Single Core Differences

List of differences between Vanilla FreeRTOS V10.5.1 and building the dual-core SMP kernel with congigNUMBER_OF_CORES == 1.

  • prvAddNewTaskToReadyList()
    • Extended critical section so that SMP can check for yields while still inside critical section
  • vTaskStepTick()
    • Extended critical section so that SMP can access xTickCount while still inside critical section

Header File & Doxygen Changes

List of changes made to Vanilla FreeRTOS V10.5.1 header files to allow for building in ESP-IDF documentation build system.

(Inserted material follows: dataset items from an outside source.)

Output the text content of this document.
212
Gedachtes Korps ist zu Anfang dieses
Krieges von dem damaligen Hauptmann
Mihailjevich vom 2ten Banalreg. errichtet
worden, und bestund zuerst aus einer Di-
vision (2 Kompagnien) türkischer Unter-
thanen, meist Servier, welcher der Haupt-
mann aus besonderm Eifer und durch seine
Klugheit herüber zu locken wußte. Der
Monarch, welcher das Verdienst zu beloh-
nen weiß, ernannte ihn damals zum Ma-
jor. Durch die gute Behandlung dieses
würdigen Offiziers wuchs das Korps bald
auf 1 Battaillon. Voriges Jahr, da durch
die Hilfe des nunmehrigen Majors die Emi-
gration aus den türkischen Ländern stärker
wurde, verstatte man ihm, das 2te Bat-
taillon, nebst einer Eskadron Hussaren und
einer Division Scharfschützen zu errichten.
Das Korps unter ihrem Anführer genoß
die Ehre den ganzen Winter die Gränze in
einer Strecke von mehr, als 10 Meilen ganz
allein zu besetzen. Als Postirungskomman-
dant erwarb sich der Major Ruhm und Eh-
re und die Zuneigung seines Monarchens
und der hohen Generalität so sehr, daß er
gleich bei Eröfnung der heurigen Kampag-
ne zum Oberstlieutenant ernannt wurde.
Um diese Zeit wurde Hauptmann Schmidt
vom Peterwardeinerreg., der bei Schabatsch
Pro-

  • Removed leading header name line (e.g., xxx.h) in doxygen comment blocks. For example:

    /**
     * xxx.h
     *
     * Documentation from some func
     */
    void some_func(void);
    
  • Removed leading @code{c} blocks in containing redundant function prototypes. For example:

    /**
     * @code{c}
     * void some_func(int var_a, int var_b);
     * @endcode
     *
     * Documentation from some func
     */
    void some_func(int var_a, int var_b);
    
  • Added /** @cond !DOC_EXCLUDE_HEADER_SECTION */ and /** @endcond */ labels to exclude various doxygen sections from being included into documentation builds. These excluded sections include:

    • In doxygen blocks that describe multiple related set of functions/macros, only the function/macro that matches the doxygen blocks parameters is included. For example:
      /**
       * Description that covers both some_func() and some_func_extra()
       *
       * @param var_a var_a description
       * @param var_b var_b description
       */
      /** @cond !DOC_EXCLUDE_HEADER_SECTION */
      #define some_func(var_a)                #define some_func_generic(var_a, NULL)
      /** @endcond */
      #define some_func_extra(var_a, var_b)   #define some_func_generic(var_a, var_b)
      
    • In functions/macros that are not meant to be directly called by users (i.e., internal), such as the various Generic variants of functions
  • Some types/functions/macros are manually documented, thus are documented with regular comment blocks (i.e., /* */) instead of doxygen comment blocks (i.e., /** */). Some of these blocks are changed into doxygen blocks.